Bongiorno raccontò la storia della sua famiglia, ed è doveroso ricordare le sue parole, pubblicate dal Giornale di Sicilia il 10 settembre del 2013: «Che ricordo ho di mio padre? Andavo al quarto ginnasio, primo anno di Liceo classico, quando nel 1989 è stato ucciso. Lavorava tantissimo, a casa c’era raramente... Mia madre era una funzionaria del Comune: si è messa in pensione per prendere in mano l’azienda fino ad allora guidata da mio padre. Non ha trovato una situazione florida, si è dovuta sbracciare per fare andare avanti l’azienda mentre continuava a fare la madre: ci portava in palestra, si occupava della scuola... Anche quando nel 2004 ha denunciato una richiesta di estorsione, non è che ci ha fatto sedere sul divano e ci ha spiegato ogni dettaglio: ci ha detto cosa stava succedendo in modo generico, quasi fosse una cosa normale...».
E poi la narrazione del suo «no» al racket: «Sono andato a Trapani alla Squadra mobile e ho raccontato tutto.
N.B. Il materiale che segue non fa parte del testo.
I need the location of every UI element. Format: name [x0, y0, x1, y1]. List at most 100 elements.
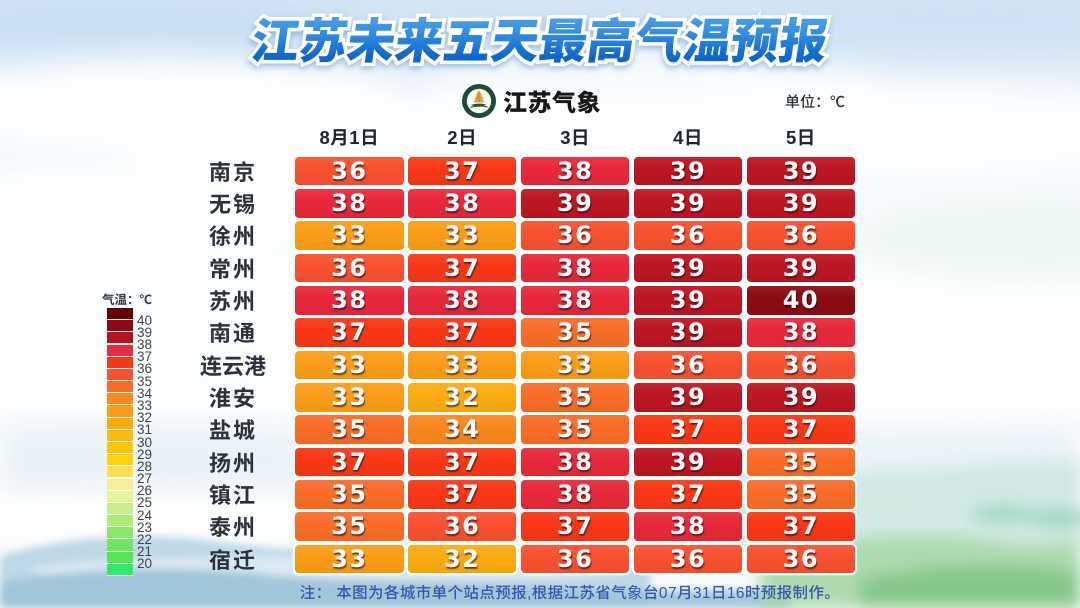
temperature-value: 38: [556, 253, 594, 282]
legend-color-segment: [107, 417, 133, 429]
table-row: 苏州 38 38 38 39 40: [209, 285, 857, 315]
temperature-value: 39: [669, 253, 707, 282]
temperature-cell: 40: [746, 285, 856, 315]
temperature-value: 38: [556, 480, 594, 508]
temperature-value: 39: [669, 188, 707, 217]
temperature-cell: 35: [295, 415, 404, 445]
legend-tick-label: 32: [137, 410, 153, 426]
temperature-value: 36: [331, 156, 368, 185]
temperature-cell: 38: [295, 285, 404, 315]
temperature-value: 39: [782, 382, 820, 411]
temperature-value: 35: [556, 415, 594, 444]
temperature-cell: 38: [520, 285, 630, 315]
legend-color-segment: [107, 368, 133, 380]
temperature-cell: 35: [746, 447, 856, 477]
table-row: 盐城 35 34 35 37 37: [209, 415, 857, 445]
column-header-date: 5日: [785, 127, 816, 148]
table-row: 宿迁 33 32 36 36 36: [209, 544, 857, 574]
temperature-value: 37: [669, 415, 707, 444]
temperature-cell: 38: [520, 253, 630, 283]
brand: 江苏气象: [461, 83, 601, 119]
temperature-cell: 38: [520, 480, 630, 509]
legend-title: 气温：℃: [102, 289, 153, 308]
temperature-cell: 35: [520, 415, 630, 445]
temperature-value: 40: [782, 285, 820, 314]
temperature-value: 36: [782, 544, 820, 573]
temperature-cell: 37: [633, 480, 743, 509]
temperature-value: 34: [443, 415, 481, 444]
temperature-cell: 38: [520, 447, 630, 477]
temperature-cell: 32: [407, 382, 517, 412]
temperature-cell: 36: [746, 350, 856, 380]
temperature-cell: 35: [295, 480, 404, 509]
legend-color-segment: [107, 454, 133, 466]
temperature-value: 37: [443, 318, 481, 347]
temperature-cell: 36: [746, 221, 856, 250]
legend-tick-label: 38: [137, 337, 153, 353]
temperature-cell: 38: [407, 285, 517, 315]
temperature-value: 38: [556, 156, 594, 185]
temperature-value: 39: [782, 253, 820, 282]
legend-tick-label: 35: [137, 373, 153, 389]
legend-tick-label: 28: [137, 458, 153, 474]
temperature-cell: 36: [295, 156, 404, 186]
temperature-value: 35: [331, 415, 368, 444]
legend-tick-label: 27: [137, 471, 153, 487]
legend-color-segment: [107, 527, 133, 539]
legend-tick-label: 25: [137, 495, 153, 511]
temperature-cell: 39: [633, 382, 743, 412]
table-row: 连云港 33 33 33 36 36: [200, 350, 857, 380]
legend-color-segment: [107, 381, 133, 393]
legend-color-segment: [107, 490, 133, 502]
page-title: 江苏未来五天最高气温预报 江苏未来五天最高气温预报: [0, 0, 1080, 76]
temperature-cell: 37: [295, 447, 404, 477]
legend-color-segment: [107, 429, 133, 441]
temperature-value: 36: [782, 221, 820, 250]
temperature-cell: 35: [746, 480, 856, 509]
temperature-value: 38: [331, 285, 368, 314]
legend-tick-label: 33: [137, 397, 153, 413]
legend-tick-label: 23: [137, 519, 153, 535]
temperature-cell: 39: [633, 318, 743, 348]
temperature-cell: 39: [746, 382, 856, 412]
column-header-date: 3日: [560, 127, 590, 148]
legend-color-segment: [107, 405, 133, 417]
legend-color-segment: [107, 478, 133, 490]
temperature-value: 36: [669, 544, 707, 573]
temperature-value: 33: [556, 350, 594, 379]
temperature-value: 35: [782, 480, 820, 508]
temperature-cell: 33: [295, 382, 404, 412]
temperature-value: 38: [782, 318, 820, 347]
legend-color-segment: [107, 344, 133, 356]
temperature-value: 35: [782, 447, 820, 476]
legend-color-segment: [107, 332, 133, 344]
city-label: 淮安: [208, 380, 257, 413]
temperature-cell: 33: [295, 544, 404, 574]
temperature-value: 39: [669, 447, 707, 476]
table-row: 镇江 35 37 38 37 35: [209, 480, 857, 509]
city-label: 盐城: [208, 413, 257, 446]
temperature-value: 39: [669, 156, 707, 185]
legend-color-segment: [107, 502, 133, 514]
legend-tick-label: 30: [137, 434, 153, 450]
column-header-date: 2日: [447, 127, 478, 148]
temperature-value: 37: [556, 512, 594, 541]
temperature-cell: 38: [295, 188, 404, 218]
table-row: 无锡 38 38 39 39 39: [209, 188, 857, 218]
temperature-value: 33: [443, 350, 481, 379]
temperature-cell: 33: [520, 350, 630, 380]
temperature-value: 33: [331, 221, 368, 250]
city-label: 无锡: [208, 186, 257, 219]
temperature-cell: 36: [746, 544, 856, 574]
temperature-value: 37: [443, 480, 481, 508]
temperature-cell: 33: [295, 221, 404, 250]
temperature-cell: 39: [633, 285, 743, 315]
temperature-cell: 39: [633, 156, 743, 186]
temperature-value: 39: [669, 318, 707, 347]
table-row: 常州 36 37 38 39 39: [209, 253, 857, 283]
temperature-cell: 37: [407, 447, 517, 477]
temperature-value: 39: [669, 285, 707, 314]
table-row: 徐州 33 33 36 36 36: [209, 221, 857, 250]
legend-color-segment: [107, 539, 133, 551]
Come mi sento oggi? Assolutamente libero. Certo, con qualche preoccupazione ma libero...». Del suo futuro, allora, diceva così: «Stiamo costituendo a Castellammare... un’associazione antiracket ... per un nuovo percorso di cambiamento senza conflittualità». Una frase finale che era il suo modo di essere. Gentile ma determinato, come il sorriso con cui quel giorno accolse tutti.